As you get stronger and more adept, gradually increase the length of your exhales so that they exceed, if not double, the length of your inhales in terms of the number of seconds.

Furthermore, adding that extra 1s to holding your breath after the inhale phase will additionally improve the Oxygen – Carbodioxid exchange, and eventually improve your body oxygenation.

#2: Check Your Form

To maximize the ease with which you can breathe during running, you want to ensure that you are running with good posture and proper running form.

Do not hunch forward or slouch, as this can compress the lungs and diaphragm, making it more difficult to get a nice, full, expansive breath as you run. Keep your shoulders back and relaxed, chest up and proud, and core engaged.

#3: Use Rhythmic Breathing

Rhythmic breathing is crucial for maintaining even breathing mechanics during running, preventing hyperventilation, and reducing stress on the body.

A recommended approach is the 3:2 breathing pattern: inhaling for three foot strikes and exhaling for two.

This pattern helps balance impact stresses on the body, particularly the diaphragm, core, and pelvis, potentially reducing the risk of injuries and side stitches. Consistency in breathing rhythm, whether using a 3:2 pattern or another, promotes relaxed and natural breathing during runs.

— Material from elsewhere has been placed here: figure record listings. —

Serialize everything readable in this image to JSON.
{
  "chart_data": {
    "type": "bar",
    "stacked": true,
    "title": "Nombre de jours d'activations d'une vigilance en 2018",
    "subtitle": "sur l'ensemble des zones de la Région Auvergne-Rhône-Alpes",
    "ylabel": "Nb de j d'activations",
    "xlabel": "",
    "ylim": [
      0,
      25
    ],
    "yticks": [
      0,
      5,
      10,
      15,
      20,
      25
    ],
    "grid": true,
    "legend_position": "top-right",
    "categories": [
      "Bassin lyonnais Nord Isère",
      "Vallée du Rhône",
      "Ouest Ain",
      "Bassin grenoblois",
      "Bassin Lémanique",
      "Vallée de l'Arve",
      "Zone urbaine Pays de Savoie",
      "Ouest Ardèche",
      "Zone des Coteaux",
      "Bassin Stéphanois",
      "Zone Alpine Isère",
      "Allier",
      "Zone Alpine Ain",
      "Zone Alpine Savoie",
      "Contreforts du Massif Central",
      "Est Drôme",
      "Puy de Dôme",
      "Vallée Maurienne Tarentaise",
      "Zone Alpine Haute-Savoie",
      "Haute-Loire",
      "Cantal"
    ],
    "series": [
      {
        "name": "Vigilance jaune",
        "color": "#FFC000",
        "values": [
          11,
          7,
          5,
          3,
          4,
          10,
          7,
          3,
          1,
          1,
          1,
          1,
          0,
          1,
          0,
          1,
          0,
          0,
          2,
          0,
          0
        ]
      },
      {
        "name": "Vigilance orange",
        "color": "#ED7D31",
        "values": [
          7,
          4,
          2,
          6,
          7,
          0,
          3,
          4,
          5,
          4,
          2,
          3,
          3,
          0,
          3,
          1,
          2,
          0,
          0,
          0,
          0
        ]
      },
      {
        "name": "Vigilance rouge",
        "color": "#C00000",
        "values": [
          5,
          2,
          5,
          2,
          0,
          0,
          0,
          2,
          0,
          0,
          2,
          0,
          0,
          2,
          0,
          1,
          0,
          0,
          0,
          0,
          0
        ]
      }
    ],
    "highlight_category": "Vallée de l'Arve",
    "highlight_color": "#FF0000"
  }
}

#4: Strengthen Your Breathing Muscles

You can strengthen your lungs and breathing muscles much like other muscles in your body. Specialized respiratory training devices offer resistance for targeted breathing exercises, aiding muscle strength and efficiency.

Through consistent training, you can enhance tidal volume, lung capacity, and oxygen intake. This also improves CO2 tolerance, reducing the need for rapid breathing during exercise while ensuring oxygen needs are met and CO2 is efficiently removed.

These are probably things that aren’t often thought about but are very important, and experienced runners know this very well.
For that reason, we are here to share some little secrets of great champions, in order for you to enhance your running abilities and achieve better running results.